On October 27, the Office of the U.S. Trade Representative (USTR) issued “Guidelines for Consultations and Engagement” (Guidelines) for consultations with Congress, the public and advisory committees relating to negotiations of trade agreements that are conducted under the Bipartisan Congressional Trade Priorities and Accountability Act (Trade Priorities Act). That Act specifies negotiating objectives for trade agreements and guarantees that legislation implementing a trade agreement will be given an up-or-down vote without any amendments. It also establishes new and expanded consultation requirements that apply throughout the trade negotiation process and directs USTR to develop guidelines for them, in consultation with the chairs and ranking members of the Senate Finance Committee and the House Ways and Means Committee. This post describes the USTR Guidelines, which include both existing practices, as well as new ones.
Engagement with Congress: The consultations with Congress are aimed at enabling USTR and other agencies to provide detailed information on the status of trade negotiations to Congress, for members of Congress to provide input on U.S. negotiating positions and efforts to achieve the Act’s negotiating objectives and for USTR to adjust U.S. negotiating positions and strategies, as appropriate, in response to congressional input. USTR commits to hold briefings for members of Congress on the status of trade negotiations and any changes in law that may be needed to implement a trade agreement. It will also consult with congressional committees on U.S. text proposals. In addition, the trade office describes in the Guidelines when it will provide negotiating text (U.S. proposals and consolidated text) to members of Congress and congressional staff and accredit them for negotiating rounds.
Public Engagement: Under the Guidelines, consultations with the public will seek to facilitate transparency, encourage public participation and promote collaboration throughout the negotiating process. To facilitate public transparency of trade negotiations, USTR will release timely information and produce reports, including those mandated by Congress on the environmental, employment and labor aspects of trade agreements. It also promises to publish a detailed summary of the specific negotiating objectives, at least 30 days before initiating negotiations of a trade agreement, provide updates on the status of negotiations, and publish online the text of a trade agreement at least 60 days before the President signs it. In addition, the Trade Representative will solicit public comments on trade negotiations and proposed trade agreements by issuing Federal Register notices and will make all non-confidential comments available electronically. It will also hold public hearings on negotiations and public stakeholder events, as well as enhance its digital media outreach.

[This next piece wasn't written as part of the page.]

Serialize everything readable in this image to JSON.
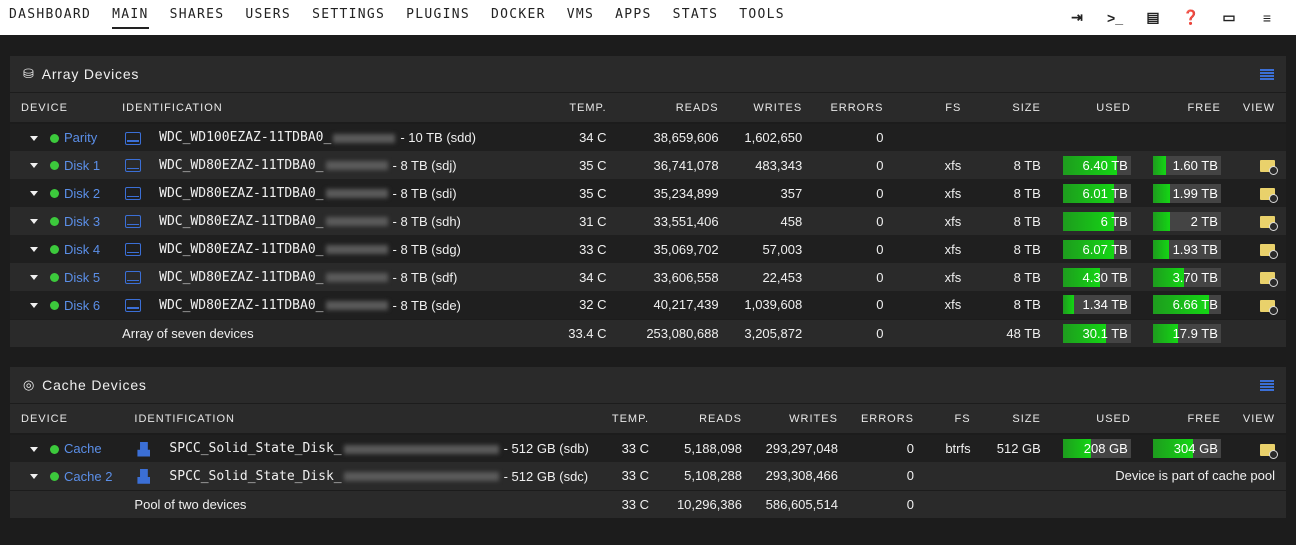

Engagement with Advisory Committees: Since the establishment of the trade advisory system by Congress in 1974, USTR has consulted closely with trade advisory committees throughout trade negotiations. The Guidelines recognize that these committees “serve as a unique forum for discussions of trade issues” as they bring expert, outside advice into the government decision-making. To respond to the Act’s requirement that it enhance its coordination with these committees, USTR commits to regularly brief the committees on ongoing and future trade negotiations and provide them with access to the negotiating text — both U.S. proposals and consolidated text.
Chief Transparency Officer: The Trade Priorities Act requires USTR to appoint a Chief Transparency Officer to consult with Congress and advise USTR on transparency policy, coordinate transparency in trade negotiations and assist the public in understanding trade negotiations. The Chief Transparency Officer will play an active role in developing and implementing the Guidelines and ensuring that policies and practices in negotiations are consistent with them. In September, USTR named Tim Reif, its General Counsel since 2009, as its first Chief Transparency Officer.